Agn_kaw całkowicie się z Tobą zgadzam. Głupia chciałam zaoszczedzic, jak córka miała koło 8 m-cy i zmieniłam z Nuka na zwykły i za nic nie moglam pozbyc sie zapachu, mimo kilkukrotnego płukania i sterylizowania. Od tamtej pory nie zamieniam, no chyba że na Frosch Baby, jeśli Nuka akurat nie ma, ale sklad ma troszkę gorszy. Dla mnie oszczędność była taka, że wody lałam dużo wiecej, a i tak nie moglam doplukac tego zapachu. Większe dziecko już nie korzysta z butelek, więc wtedy mycie zwykłym płynem ma sens, bo tak nie wchodzi zapach, jak w gumę czy silikon.
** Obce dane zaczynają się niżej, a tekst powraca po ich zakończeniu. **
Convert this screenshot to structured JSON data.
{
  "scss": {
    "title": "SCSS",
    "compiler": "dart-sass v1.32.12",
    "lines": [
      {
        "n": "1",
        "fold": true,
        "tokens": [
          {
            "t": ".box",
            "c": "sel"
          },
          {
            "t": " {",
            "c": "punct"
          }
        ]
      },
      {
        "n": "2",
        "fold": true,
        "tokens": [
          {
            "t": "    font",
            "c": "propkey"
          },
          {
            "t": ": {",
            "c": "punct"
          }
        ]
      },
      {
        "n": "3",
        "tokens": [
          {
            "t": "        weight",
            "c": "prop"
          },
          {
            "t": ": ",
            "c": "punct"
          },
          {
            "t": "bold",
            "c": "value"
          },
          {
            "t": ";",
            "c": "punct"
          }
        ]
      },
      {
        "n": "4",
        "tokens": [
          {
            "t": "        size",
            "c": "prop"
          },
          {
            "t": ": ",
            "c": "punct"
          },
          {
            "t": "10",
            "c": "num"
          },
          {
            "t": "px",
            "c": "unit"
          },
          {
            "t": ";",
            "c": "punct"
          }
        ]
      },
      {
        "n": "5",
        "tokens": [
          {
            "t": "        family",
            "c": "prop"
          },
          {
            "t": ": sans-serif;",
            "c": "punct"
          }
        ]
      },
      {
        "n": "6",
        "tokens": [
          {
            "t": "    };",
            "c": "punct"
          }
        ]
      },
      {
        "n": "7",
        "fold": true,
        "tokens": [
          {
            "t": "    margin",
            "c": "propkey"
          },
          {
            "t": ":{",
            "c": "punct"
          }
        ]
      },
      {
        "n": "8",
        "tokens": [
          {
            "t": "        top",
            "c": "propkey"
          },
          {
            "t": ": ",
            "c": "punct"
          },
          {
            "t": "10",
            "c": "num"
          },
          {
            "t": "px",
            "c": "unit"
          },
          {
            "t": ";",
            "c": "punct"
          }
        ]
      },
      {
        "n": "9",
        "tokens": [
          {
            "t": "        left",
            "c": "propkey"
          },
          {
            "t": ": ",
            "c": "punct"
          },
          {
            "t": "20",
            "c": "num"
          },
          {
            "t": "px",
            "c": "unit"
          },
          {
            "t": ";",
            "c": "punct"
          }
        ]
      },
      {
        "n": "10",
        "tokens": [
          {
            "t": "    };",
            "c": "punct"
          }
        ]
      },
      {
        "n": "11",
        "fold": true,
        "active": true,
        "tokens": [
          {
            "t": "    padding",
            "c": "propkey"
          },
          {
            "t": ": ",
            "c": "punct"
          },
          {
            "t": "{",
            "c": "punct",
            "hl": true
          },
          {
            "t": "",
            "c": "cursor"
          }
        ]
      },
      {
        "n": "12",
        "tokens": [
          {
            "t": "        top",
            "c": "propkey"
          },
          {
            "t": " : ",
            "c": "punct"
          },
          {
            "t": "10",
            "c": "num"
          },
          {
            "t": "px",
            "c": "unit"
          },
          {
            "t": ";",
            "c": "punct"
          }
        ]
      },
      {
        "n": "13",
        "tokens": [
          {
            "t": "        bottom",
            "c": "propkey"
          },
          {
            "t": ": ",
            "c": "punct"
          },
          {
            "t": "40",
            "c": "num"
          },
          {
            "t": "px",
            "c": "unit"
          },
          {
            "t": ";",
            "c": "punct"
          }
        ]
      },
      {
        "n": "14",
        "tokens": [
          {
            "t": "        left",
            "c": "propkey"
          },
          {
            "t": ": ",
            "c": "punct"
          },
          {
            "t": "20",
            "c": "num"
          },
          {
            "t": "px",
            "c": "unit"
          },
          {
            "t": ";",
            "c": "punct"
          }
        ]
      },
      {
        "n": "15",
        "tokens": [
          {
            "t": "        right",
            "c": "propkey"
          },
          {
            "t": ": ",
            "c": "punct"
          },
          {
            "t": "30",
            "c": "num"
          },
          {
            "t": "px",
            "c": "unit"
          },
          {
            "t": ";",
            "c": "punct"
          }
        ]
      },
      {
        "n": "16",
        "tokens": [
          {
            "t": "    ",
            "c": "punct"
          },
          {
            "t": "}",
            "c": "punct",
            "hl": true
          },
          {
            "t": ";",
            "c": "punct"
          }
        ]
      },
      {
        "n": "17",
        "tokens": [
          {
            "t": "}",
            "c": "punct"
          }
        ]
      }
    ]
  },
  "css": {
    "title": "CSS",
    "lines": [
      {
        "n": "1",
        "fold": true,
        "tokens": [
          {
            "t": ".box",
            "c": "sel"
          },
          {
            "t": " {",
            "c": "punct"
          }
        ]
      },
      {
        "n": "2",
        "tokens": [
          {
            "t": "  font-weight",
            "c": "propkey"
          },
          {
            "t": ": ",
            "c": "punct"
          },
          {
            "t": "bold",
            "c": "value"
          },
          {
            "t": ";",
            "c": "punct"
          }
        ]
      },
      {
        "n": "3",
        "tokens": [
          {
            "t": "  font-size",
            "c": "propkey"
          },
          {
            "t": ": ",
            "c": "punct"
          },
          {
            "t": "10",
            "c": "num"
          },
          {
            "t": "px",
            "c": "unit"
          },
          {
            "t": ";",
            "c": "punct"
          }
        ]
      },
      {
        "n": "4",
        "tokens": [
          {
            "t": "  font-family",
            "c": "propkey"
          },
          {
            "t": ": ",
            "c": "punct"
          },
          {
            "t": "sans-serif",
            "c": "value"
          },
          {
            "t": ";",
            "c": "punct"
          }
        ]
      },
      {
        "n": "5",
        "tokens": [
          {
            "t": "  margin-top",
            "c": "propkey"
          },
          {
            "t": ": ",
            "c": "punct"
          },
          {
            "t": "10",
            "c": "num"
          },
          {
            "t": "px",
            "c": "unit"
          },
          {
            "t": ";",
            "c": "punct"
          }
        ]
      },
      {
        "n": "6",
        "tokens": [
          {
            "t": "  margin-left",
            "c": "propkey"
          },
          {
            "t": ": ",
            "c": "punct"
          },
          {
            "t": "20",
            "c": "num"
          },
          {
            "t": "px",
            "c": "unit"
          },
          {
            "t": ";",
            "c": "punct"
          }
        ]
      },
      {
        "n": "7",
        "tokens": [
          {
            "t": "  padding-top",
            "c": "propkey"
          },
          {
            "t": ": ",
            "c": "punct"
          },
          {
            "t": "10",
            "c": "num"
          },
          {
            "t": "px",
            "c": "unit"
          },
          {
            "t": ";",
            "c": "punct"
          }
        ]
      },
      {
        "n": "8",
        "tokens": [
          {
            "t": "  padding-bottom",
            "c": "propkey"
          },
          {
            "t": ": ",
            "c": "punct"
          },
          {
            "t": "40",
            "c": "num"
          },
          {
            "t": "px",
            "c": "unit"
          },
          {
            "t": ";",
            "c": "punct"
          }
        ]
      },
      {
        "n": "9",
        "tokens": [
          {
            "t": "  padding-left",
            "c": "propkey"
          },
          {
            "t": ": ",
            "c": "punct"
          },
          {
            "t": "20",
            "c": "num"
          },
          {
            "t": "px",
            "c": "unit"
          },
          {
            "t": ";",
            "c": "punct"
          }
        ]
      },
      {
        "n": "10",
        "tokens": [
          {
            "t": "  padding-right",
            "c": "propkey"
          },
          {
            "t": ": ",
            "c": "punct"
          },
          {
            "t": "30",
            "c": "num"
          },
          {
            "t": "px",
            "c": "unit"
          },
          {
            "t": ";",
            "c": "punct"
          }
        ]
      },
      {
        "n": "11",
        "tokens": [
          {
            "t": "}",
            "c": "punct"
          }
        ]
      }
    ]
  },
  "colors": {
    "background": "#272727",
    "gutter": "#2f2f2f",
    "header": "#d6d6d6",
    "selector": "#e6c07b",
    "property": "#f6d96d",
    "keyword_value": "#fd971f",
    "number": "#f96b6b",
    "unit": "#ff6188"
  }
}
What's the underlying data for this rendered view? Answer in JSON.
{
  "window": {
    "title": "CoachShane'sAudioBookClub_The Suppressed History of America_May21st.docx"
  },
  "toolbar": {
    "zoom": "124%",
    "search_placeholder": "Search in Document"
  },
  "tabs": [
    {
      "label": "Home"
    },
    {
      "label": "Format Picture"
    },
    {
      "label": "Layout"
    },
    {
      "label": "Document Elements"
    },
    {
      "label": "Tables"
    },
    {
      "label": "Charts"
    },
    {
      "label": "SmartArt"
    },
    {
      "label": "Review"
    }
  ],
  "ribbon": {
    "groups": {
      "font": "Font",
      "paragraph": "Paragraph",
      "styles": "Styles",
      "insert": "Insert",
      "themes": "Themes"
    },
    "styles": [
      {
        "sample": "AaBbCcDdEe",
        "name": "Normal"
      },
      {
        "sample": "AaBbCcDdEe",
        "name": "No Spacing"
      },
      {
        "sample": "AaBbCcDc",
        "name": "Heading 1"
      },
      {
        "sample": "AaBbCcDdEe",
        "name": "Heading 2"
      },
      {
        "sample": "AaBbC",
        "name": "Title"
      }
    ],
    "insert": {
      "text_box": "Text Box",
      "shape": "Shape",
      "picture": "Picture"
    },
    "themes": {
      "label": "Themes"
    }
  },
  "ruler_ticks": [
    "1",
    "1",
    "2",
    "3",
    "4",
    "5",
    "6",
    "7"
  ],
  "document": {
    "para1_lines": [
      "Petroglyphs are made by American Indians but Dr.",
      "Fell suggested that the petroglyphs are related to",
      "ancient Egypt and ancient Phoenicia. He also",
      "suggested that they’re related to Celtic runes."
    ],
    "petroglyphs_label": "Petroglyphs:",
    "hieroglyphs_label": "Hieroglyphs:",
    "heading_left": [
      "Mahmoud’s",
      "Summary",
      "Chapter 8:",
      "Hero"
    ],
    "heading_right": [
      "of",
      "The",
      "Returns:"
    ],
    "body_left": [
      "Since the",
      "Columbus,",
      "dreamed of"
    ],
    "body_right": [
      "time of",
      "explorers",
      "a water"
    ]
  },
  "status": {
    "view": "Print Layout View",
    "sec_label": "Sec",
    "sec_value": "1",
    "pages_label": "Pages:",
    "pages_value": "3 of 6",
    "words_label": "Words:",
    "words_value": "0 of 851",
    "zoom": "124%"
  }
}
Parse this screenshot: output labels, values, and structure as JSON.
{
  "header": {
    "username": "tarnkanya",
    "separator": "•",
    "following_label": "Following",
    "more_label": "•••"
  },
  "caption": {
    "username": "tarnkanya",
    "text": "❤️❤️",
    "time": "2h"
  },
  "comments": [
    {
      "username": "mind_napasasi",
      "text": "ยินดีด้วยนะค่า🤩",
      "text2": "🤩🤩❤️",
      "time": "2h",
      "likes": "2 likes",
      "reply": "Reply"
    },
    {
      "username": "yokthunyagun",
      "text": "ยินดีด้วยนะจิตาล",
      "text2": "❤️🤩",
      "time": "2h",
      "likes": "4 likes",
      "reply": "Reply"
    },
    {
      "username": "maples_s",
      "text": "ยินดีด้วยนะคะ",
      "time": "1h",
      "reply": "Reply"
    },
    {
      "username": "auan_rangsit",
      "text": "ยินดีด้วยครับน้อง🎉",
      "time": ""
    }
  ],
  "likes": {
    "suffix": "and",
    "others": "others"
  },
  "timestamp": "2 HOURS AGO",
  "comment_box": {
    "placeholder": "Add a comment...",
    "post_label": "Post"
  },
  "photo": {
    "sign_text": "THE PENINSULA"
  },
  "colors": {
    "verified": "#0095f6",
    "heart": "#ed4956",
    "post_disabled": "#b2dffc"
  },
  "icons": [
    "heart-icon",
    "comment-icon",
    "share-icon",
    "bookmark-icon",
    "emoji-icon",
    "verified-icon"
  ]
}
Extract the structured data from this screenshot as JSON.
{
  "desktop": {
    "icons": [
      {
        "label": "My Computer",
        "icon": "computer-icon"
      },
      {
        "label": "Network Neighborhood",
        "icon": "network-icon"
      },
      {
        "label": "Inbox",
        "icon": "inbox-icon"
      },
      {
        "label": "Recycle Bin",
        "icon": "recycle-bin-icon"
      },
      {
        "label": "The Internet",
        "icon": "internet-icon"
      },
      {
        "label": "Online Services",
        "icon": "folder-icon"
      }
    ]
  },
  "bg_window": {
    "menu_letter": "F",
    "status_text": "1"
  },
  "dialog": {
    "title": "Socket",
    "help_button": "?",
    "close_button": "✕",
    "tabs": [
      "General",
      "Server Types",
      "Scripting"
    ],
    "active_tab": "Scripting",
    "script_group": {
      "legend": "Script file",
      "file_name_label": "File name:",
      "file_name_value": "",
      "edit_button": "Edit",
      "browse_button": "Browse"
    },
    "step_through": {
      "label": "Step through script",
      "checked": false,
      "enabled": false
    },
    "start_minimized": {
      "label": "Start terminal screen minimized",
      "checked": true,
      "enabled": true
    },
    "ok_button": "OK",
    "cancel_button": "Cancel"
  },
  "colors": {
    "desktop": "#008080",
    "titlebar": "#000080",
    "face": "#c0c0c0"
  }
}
Nie korzystam z tego aż w takiej ilosci, żebym miała się zastanawiac, czy warto go kupic. I to nie jest kwestia reklamy, przy starszej jak zaczelam go uzywac nie byl wogole reklamowany. Po prostu był jedynym płynem dostępnym do butelek w tamtym czasie, podpasował mi i używałam, dopóki korzystała z butelek.
Aisa to tak samo jakbyś powiedziała, że dziecku można solić potrawy bo przecież kiedyś też będzie używało soli.Albo skoro chodzi o chemie to przecież można podawać owoce i warzywa z marketu i nie trzeba ze swojego ogródka bo to jest “tylko a dla drugiego aż” sprawa chemii. Ja wolę małemu jej oszczędzić a jak później będzie miało z nią styczność to będzie już starszy.
Wg mnie dla kogoś kto karmi tylko mm jest duża różnica jakiego płynu używa. I owszem chodzi o to, że w płynie dla dzieci jest mniej chemii niż w normalnym a jeśli można dziecku tej chemii oszczędzić to lepiej przecież kupić płyn przecież nie zużywa się go butelkę dziennie i taki płyn starcza na na prawdę długo.